Anna Buhigas

Personal information
- Full name: Anna Rosa Buhigas
- Date of birth: December 16, 1994 (age 30)
- Height: 1.70 m (5 ft 7 in)
- Position: Goalkeeper

College career
- Years: Team / Apps / (Gls)
- 2013–2016: Lipscomb Bisons

Senior career*
- Years: Team / Apps / (Gls)
- 2017–2018: Verona
- 2018–2019: Pyrgos Limassol
- 2018–2019: Tavagnacco
- 2019–2020: Real Betis
- 2020–2021: Sporting de Huelva
- 2021: KFF Vllaznia
- 2022–2024: Pomigliano

= Anna Buhigas =

American association football player (born 1994)

Anna Rosa Buhigas (born December 16, 1994) is an American former soccer player who played as a goalkeeper.

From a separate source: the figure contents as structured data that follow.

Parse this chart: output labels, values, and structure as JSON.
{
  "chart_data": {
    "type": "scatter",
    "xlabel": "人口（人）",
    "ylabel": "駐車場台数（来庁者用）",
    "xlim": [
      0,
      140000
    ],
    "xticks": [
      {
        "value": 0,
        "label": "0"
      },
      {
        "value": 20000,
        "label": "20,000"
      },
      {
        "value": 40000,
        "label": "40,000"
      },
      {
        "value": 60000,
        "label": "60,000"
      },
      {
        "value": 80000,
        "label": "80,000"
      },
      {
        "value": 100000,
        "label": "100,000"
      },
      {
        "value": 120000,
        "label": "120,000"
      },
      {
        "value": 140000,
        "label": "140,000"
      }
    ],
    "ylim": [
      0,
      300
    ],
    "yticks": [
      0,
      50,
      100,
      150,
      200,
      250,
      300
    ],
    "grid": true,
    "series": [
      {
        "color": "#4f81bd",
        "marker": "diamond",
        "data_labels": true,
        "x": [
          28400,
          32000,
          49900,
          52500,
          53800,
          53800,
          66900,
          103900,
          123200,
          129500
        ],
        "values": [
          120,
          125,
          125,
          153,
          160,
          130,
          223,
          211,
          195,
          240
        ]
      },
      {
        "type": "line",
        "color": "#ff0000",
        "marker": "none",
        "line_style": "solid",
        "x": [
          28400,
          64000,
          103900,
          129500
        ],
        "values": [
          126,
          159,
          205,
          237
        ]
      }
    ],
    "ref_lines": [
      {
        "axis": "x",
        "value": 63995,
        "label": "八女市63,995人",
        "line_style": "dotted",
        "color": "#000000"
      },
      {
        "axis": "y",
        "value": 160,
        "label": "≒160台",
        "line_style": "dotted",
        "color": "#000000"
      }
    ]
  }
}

She played for Real Betis.

==Career==
Buhigas attended Lipscomb University and played for university team, Lipscomb Bisons whilst playing Buhigas won the ASUN Conference as best athlete and best goalkeeper of the year.

Buhigas signed her first professional soccer contract with Serie A team Verona in 2017. After Buhigas's first season, she left to play for Pyrgos Limassol in Cyprus. After one season in Cyprus, Buhigas returned to Italy to play for Tavagnacco. In 2019, she moved to Real Betis. The following season, she moved to Sporting de Huelva, where she played for two seasons. In 2021/2022 season, she moved to the Serie A side Pomigliano and stayed there for the rest of her senior career. Since retiring from professional soccer, Buhigas has taken up coaching at the University of Tampa's soccer program.